I don't understand how this can work.
Can you make me a quick demonstration using a publicly available model and the dbpedia SPARQL endpoint?
https://dbpedia.org/sparql
Only if you think the transition to a zero-click Internet is happening too slowly.
Is zero click a real problem for actual site owners, or is it just affecting SEO job security?
I imagine it is if the content you paid for to create and host is only monetised by a search engine.

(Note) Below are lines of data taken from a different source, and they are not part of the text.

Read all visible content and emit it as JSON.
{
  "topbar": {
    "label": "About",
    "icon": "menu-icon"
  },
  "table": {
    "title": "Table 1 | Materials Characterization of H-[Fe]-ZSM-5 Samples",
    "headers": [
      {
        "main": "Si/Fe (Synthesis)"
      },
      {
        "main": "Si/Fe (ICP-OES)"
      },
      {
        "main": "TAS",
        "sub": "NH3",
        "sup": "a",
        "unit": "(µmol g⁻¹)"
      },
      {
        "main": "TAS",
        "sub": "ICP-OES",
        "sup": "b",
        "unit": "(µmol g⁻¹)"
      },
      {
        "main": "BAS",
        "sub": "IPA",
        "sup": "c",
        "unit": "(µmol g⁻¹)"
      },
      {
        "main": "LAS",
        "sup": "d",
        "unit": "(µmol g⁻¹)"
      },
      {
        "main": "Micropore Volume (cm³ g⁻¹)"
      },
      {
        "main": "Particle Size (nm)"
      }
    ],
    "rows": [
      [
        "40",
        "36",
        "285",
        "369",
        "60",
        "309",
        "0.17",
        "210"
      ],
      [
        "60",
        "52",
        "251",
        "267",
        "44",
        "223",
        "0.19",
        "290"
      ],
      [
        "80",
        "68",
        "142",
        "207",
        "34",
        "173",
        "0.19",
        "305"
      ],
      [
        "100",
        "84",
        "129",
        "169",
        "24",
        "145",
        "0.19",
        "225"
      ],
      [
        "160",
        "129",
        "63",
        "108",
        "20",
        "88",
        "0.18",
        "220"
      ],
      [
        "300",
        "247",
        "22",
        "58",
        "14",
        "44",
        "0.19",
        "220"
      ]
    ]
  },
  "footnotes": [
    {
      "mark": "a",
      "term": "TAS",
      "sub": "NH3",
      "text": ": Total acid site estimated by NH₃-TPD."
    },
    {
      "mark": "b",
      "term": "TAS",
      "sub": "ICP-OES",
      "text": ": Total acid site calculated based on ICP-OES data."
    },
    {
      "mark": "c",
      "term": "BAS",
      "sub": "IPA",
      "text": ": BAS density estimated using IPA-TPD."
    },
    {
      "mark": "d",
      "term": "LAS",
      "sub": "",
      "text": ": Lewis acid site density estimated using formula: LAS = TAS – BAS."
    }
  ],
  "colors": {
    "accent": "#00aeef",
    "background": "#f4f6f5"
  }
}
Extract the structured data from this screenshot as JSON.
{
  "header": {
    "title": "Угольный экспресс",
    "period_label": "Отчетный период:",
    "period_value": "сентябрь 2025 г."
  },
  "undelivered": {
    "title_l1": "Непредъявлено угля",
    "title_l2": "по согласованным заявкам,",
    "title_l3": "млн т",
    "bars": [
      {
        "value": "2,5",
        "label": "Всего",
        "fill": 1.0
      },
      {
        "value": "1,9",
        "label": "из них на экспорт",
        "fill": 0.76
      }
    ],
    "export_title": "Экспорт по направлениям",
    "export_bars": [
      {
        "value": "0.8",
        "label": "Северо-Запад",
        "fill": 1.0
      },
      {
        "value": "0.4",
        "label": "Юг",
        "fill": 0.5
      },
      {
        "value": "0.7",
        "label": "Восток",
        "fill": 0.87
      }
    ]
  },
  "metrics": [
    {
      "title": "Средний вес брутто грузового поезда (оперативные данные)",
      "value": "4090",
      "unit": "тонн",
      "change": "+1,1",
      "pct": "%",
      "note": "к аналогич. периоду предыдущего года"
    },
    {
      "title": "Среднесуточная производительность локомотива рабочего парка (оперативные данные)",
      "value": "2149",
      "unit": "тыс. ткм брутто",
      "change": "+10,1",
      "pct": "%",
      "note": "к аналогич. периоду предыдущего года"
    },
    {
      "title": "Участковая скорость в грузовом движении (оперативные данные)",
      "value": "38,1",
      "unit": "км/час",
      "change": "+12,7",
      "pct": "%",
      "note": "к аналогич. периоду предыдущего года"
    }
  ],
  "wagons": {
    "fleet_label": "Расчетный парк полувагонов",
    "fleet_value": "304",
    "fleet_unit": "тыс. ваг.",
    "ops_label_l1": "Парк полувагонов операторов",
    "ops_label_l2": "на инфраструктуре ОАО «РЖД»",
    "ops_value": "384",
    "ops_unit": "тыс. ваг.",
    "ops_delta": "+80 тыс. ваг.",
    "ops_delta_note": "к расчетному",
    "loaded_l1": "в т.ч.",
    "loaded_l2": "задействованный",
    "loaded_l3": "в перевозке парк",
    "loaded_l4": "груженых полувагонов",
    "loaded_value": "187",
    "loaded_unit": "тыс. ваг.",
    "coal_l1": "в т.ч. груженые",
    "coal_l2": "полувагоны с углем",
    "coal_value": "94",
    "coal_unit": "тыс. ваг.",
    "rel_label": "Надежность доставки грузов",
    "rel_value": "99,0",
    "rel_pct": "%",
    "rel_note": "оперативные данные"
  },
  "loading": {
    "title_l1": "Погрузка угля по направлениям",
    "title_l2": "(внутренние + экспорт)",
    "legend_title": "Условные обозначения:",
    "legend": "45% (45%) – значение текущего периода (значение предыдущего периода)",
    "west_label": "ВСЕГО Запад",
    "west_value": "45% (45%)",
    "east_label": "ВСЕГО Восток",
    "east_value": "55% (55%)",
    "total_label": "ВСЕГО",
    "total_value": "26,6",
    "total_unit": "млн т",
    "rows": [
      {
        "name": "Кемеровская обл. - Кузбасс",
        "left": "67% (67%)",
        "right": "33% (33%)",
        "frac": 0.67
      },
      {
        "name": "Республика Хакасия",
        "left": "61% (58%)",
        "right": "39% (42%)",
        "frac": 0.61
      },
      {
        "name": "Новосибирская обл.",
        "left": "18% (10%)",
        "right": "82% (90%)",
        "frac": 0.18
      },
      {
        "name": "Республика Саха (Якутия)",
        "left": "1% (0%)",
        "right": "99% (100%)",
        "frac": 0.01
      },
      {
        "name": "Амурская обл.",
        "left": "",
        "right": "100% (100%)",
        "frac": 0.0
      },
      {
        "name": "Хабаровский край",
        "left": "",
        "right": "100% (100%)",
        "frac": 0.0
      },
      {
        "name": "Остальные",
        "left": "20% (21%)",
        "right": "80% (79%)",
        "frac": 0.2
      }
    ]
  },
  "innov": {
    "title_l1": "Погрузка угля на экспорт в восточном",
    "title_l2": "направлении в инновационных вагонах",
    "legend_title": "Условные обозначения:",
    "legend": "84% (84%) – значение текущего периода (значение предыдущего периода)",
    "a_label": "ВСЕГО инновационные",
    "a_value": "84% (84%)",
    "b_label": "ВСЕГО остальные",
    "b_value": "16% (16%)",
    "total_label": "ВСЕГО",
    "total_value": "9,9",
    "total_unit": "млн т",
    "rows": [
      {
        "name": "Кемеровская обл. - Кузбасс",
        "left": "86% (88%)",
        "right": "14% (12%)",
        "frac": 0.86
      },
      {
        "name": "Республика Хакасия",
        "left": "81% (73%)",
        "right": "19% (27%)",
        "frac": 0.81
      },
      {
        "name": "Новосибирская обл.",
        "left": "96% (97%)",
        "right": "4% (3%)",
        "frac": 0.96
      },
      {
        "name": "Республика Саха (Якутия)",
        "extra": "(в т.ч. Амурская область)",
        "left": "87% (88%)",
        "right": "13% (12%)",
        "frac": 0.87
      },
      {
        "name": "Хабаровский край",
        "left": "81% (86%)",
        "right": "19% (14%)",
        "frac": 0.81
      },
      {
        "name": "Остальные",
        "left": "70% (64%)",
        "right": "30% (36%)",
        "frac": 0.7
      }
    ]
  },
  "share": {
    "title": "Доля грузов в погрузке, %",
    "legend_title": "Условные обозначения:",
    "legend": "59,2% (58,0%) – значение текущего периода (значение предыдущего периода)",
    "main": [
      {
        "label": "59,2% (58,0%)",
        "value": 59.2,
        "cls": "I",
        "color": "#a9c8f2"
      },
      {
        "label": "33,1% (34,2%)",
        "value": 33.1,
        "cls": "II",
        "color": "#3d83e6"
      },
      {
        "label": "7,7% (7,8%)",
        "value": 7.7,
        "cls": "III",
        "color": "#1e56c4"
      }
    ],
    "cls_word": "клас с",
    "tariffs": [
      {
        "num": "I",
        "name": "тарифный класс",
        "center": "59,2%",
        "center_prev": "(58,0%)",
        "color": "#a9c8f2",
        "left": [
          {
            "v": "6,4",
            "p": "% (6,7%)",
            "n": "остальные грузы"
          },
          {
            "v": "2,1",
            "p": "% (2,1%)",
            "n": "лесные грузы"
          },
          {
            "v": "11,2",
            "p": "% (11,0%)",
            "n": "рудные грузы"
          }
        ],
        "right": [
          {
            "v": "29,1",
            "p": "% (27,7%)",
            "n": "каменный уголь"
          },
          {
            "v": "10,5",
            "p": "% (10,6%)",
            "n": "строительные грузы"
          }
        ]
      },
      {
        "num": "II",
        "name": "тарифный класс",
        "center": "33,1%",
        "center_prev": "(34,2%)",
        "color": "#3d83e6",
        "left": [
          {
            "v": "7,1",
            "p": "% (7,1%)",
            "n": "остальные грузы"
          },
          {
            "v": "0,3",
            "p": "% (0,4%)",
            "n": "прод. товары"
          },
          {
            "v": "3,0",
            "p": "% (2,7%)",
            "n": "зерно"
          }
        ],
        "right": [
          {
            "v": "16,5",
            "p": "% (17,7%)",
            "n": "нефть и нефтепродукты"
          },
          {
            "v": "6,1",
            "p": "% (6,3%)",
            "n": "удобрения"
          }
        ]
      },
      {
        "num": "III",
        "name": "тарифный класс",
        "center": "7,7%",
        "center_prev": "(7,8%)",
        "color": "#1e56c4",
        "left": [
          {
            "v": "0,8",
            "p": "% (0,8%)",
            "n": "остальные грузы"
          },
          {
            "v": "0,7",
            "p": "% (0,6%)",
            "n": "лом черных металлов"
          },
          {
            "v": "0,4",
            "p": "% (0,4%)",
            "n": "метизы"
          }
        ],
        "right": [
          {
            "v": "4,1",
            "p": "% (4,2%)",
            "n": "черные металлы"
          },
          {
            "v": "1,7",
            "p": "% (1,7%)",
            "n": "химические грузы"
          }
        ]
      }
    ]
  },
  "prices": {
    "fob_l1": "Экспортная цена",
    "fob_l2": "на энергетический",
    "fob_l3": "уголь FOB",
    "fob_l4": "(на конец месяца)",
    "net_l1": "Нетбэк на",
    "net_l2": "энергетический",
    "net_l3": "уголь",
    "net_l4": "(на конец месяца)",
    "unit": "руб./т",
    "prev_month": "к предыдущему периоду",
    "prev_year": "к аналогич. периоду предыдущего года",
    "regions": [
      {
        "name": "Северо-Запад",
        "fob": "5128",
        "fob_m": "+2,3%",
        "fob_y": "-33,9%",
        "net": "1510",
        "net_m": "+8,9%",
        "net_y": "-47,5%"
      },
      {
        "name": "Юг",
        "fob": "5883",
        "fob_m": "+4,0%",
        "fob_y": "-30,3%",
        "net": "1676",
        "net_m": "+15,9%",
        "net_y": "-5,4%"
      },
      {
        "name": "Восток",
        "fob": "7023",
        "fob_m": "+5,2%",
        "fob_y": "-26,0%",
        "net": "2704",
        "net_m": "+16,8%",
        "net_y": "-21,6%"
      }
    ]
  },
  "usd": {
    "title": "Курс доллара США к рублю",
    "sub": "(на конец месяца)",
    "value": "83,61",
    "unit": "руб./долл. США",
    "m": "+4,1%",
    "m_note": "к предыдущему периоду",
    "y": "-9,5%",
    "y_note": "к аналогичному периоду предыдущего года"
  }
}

RDFa/Microdata is more interesting for people whom sell objects instead of content. e.g. marking up that a page is about a kitchen cabinet that is 60cm wide and in the color white might lead to more sales in the long run. As people whom are looking for 60cm wide cabinets might get to your page instead of one about one 36 inch wide.
That's an oddly specific search and even Google doesn't have any kind of tools for queries like that. What is more likely is that you'll find companies specialized in selling cabinets and they'll have a browser/search to restrict choice by given dimensions. There is not a lot of benefits for them to expose all that data to various search engine, best case scenario they end up competing with a bunch of other brands on a generic search engine page where they have absolutely no control how things are presented etc...
And even before thinking about that, you can actually put the dimensions in a description, which some do (like Ikea) and Google is definitely able to pick up on that, no RDFa was ever needed. As far as I can tell, LLMs can work that out just fine as well.
The problem with the metadata discussion is that if they are actually useful, there is no reason that they are not useful to humans as well, so instead of trying to make the human work for the machine it is much better to make the machine understand humans.
That doesn't sound relevant to zero click.
It sounds harsh, but maybe that was never a good business model in the first place. And I fully realize that this includes most news sites. In order for the web to grow, I think we need to figure out some way to get past banner ads as the only way to make money. It's been 30 years.
It would be good to know why it was never a good business model.
It is VERY real, sadly
that's a terribly naive question.
Great idea, always used the markup, but is it used anywhere outside of some extremely niche services?